When I read this, the cynic in me just had to ask. Johan carefully worded that his ties with NMP Siew Kum Hong were legitimate. That is I hope nothing new to readers. I am an avid supporter of the latter even more after the Aware saga and I wish that he can continue for another term. But who else did Johan meet and what kind of help was offered, if any, to these other people for the sake of assisting “democracy development”? Unfortunately for us, Johan’s don’t kiss and tell “politeness” stood in the way of transparency and the other parties who met Johan up to now choose to lurk in the shadows. Looks like the matter is buried for good.
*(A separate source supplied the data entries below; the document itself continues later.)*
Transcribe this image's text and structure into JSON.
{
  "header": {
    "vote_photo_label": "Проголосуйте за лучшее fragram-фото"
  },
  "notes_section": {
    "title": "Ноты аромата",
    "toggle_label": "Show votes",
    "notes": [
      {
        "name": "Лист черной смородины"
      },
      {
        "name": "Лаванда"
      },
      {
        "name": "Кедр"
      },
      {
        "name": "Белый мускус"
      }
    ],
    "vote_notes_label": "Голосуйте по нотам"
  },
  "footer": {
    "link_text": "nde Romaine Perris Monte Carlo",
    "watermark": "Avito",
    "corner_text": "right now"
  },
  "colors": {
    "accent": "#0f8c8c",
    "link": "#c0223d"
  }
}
Besides the PAP, the activists are also using that “let’s move on” ploy on us.
Swedish International Liberal Centre says: We are not funding NMP
By Liew Hanqing
May 26, 2009
NETIZENS were abuzz over a meeting between him and Nominated Member of Parliament (NMP) Siew Kum Hong last month.
But Mr Johan Skarendal, 29, a member of the Swedish International Liberal Centre (SILC), has rubbished online allegations that Mr Siew had asked for and is receiving foreign funding from his organisation.
Mr Skarendal said SILC is a foundation which assists democracy development, by supporting organisations and individuals who promote democracy and human rights.
It is affiliated to the Liberal Party, one of the four political parties in the Swedish government since 2006.
In recent weeks, Mr Siew has been the target of what seems like an organised online campaign to oppose his re-nomination as a NMP.
He has been flamed extensively on several forums and blogs, and has even received nasty e-mails from his detractors.
Mr Skarendal told The New Paper that though he met Mr Siew during his visit to Singapore last month, the issue of funding was never broached.
He said: ‘I met him (Mr Siew) for one hour to discuss his work in parliament, and his views on current affairs and the civil society in Singapore.’
He added that SILC is one of several Swedish organisations carrying out government policy in the democracy assistance field.
‘All of our project proposals must pass through rigorous screening and evaluation before decisions are made to fund a project,’ he said.
He stressed that Mr Siew did not ask about the possibility of funding, and neither did he mention the possibility to Mr Siew.
‘The current allegations against him are clearly nothing but hot air with the intent to defame him, and as such are criminal in nature,’ Mr Skarendal said.
When contacted, Mr Siew declined comment as he has already made a police report.
In an 18 May entry on his blog (siewkumhong.blogspot.com), Mr Siew wrote: ‘I did not at any time ask for, and have not at any time been offered or accepted, any sort of funding from any local or foreign entity, including the Swedish politician named in the latest attack.
‘The only sources of income (or funding) that I have, are my employer and the Government of Singapore (in the form of my monthly NMP allowance).’
He quashed online allegations of links with the Singapore Democratic Party (SDP).
Mr Siew described the latest attacks as going ‘beyond anything that a reasonable person could possibly perceive as being a valid or legitimate exercise of the right to free speech.’
He added that he would not tolerate the latest wave of ‘character assassination’ from ‘cowards hiding behind the perceived anonymity of the Internet’.
Mr Skarendal said his latest visit to Singapore was with Mr Henrik Ehrenberg, head of the allied Christian Democratic International Center.
They met with several ‘human rights defenders and civil society members’, but Mr Skarendal declined to say who, because it would be ‘impolite’ to do so.
He confirmed that he had met with SDP secretary-general Chee Soon Juan during the recent visit. They first met in February 2003 when Dr Chee visited Sweden.